I see what you mean: proving that it is pathogenic in that particular way would be sufficient, but not necessary. I thought you meant it was necessary (you may have been a little ambiguous).
 

Eric Johnson from I&I

Senior Member
Messages
337
> and also a site that blocks the paracrine mechanism DNA in the neuroendocrine tissue.

Do you know that is, more exactly? You aren't talking about the thing involving cortisol and other hormones, are you? Because that is something different, not related to the integration site.

> But we know from AIDS that damaged immune function does not produce CFS, at least not until the last stage of the disease, and we are not in that situation. So logically doesn't that argue that XMRV must do something else, if it is really pathogenic in CFS? And if it is reliably producing CFS I think that a random disruption is highly unlikely. What do you think?

I don't know. I'm sure lots of AIDS patients have fatigue, but do they all? I donno. HIV is slowing reducing their helper T cell counts, by an unknown mechanism, for a long time. But they don't really get co-infections (or symptoms) until their helper T cell count drops below roughly 200 or 400 or so. I'm sure the threshold varies a little by individual. But before that, they are fine, with maybe a subtle immune deficiency at most.

Because the mechanism of depleting the helper T cells is still unknown, I'm certain it hasn't been uncontroversially connected to anything having to do with HIV's integration.

Proving causality is a very gray area, and HIV itself is a great example. Like most infections, it hasn't satisfied Koch's postulates, whose satisfaction is sufficient but not necessary to prove causation. As a matter of fact, there's really no straight up, extremely simple and rock solid sequence of logic that proves that HIV causes AIDS. But there are so many near-rock-solid clues that the non-causalists are now, justly, very very far out of the mainstream. But you can't just explain it in two sentences, it's complicated and even a summary would take a page or so.

Basically, many studies find EBV in 100% of lupus and MS patients. It's also in almost all healthy people, like, I dono, 95%? So EBV is considered a nice possible cause for those diseases, but faaaaaaaar from certain. But other than that, NO microbe has ever, in all of history, been found in essentially 100% of patients, unless it was so common that it's in most healthy people -- like above 50%. Here we have something that's in essentially 100% of patients, and 26.5 times more common than it is in controls. So yeah, it might not be the cause even if Mikovits et al. is totally confirmed -- but this would be unprecedented. It's hard to say what the chances of this are, other than "not big."
 

Eric Johnson from I&I

Senior Member
Messages
337
Aha, is this the paper you looked at Kurt? It mentions some of the stuff I think you mentioned: "a model in which XMRV may contribute to tumorigenicity via a paracrine mechanism." It's also the one I had looked at.

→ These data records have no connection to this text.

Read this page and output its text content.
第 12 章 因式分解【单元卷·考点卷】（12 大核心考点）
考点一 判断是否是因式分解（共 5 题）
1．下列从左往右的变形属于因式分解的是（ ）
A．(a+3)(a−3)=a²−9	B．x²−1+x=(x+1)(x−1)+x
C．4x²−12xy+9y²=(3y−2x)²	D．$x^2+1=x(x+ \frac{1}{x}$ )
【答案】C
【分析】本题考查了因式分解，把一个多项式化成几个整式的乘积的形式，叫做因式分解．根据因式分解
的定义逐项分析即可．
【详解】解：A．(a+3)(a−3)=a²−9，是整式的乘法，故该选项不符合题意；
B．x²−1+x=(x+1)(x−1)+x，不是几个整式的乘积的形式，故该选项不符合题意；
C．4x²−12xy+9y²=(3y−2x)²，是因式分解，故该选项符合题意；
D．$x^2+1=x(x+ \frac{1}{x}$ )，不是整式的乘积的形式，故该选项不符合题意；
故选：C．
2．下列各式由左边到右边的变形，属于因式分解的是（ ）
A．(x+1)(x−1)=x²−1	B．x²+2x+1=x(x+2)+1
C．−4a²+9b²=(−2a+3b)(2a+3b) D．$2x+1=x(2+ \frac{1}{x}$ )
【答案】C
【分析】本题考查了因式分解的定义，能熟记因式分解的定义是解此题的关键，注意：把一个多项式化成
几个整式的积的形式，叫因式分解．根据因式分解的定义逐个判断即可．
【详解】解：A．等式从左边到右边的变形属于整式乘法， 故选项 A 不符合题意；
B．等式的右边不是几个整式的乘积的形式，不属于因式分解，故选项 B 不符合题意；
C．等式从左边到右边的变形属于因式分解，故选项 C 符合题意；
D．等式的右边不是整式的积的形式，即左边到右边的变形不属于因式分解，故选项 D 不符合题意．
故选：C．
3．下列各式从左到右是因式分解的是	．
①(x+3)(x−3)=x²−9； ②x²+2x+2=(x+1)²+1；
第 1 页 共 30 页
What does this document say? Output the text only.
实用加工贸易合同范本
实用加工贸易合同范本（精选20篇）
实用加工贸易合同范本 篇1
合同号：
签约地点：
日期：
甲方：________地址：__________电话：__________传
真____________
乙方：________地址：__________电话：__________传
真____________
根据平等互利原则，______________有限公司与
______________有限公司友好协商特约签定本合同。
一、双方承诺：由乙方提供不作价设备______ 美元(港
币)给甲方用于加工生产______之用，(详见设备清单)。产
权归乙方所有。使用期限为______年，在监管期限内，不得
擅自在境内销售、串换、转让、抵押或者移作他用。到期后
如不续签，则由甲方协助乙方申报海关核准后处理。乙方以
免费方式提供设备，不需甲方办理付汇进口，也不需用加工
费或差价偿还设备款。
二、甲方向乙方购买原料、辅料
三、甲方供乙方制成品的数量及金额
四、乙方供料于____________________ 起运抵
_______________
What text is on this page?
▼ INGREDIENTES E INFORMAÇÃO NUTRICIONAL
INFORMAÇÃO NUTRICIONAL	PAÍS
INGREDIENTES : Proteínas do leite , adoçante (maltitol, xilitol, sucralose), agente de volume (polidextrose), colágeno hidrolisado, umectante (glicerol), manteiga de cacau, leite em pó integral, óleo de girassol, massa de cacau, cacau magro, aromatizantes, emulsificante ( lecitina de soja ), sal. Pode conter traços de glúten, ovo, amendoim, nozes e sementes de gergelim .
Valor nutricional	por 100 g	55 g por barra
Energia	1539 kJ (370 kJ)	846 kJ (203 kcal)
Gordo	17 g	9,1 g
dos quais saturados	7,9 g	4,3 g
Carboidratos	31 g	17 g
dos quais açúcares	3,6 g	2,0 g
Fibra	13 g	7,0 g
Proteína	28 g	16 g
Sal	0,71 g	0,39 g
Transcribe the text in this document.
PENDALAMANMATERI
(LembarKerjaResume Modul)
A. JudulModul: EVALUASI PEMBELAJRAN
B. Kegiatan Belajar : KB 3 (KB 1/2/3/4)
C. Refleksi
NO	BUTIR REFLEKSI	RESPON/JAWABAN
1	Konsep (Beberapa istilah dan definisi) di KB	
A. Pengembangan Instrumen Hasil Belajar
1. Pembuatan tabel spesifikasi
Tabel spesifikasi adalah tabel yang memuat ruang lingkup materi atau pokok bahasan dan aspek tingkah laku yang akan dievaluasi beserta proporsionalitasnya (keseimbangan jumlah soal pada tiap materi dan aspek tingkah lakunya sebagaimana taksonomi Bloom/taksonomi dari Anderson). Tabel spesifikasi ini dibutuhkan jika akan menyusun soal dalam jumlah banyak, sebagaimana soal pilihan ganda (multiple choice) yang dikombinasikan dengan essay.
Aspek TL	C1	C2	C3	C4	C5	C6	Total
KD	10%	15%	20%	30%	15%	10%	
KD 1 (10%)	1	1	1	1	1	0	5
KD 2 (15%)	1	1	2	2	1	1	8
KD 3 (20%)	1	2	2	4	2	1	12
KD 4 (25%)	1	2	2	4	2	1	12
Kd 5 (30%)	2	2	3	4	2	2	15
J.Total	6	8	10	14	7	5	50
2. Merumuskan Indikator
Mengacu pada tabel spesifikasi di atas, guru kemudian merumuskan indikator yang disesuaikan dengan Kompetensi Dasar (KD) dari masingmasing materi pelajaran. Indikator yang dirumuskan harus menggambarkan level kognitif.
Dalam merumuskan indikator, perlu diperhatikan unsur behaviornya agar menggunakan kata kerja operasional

"In the prostate cell line, XMRV integration is characterized by a strong preference for transcription start sites, CpG islands, and DNase-hypersensitive sites, all features that are frequently associated with structurally open transcription regulatory regions of a chromosome. Integration of XMRV is also preferred in actively transcribed genes and gene-dense regions within the chromosome."


So if I understand, it has preferences for a number of *types* of sites, but it does not zoom in to any single site or handful of sites. Maybe that was what you meant, I'm not certain.

In the 2nd to last paragraph they explain the whole paracrine mechanism thing.
 

Eric Johnson from I&I

Senior Member
Messages
337
I don't even know! It's that off the wall. I was shocked that I hadn't heard about it. One of the CFS research charities was funding it, and nothing was ever published. There was a press release by said charity. And I found zero info on why the whole thing vaporized. At least it didn't drag on very long.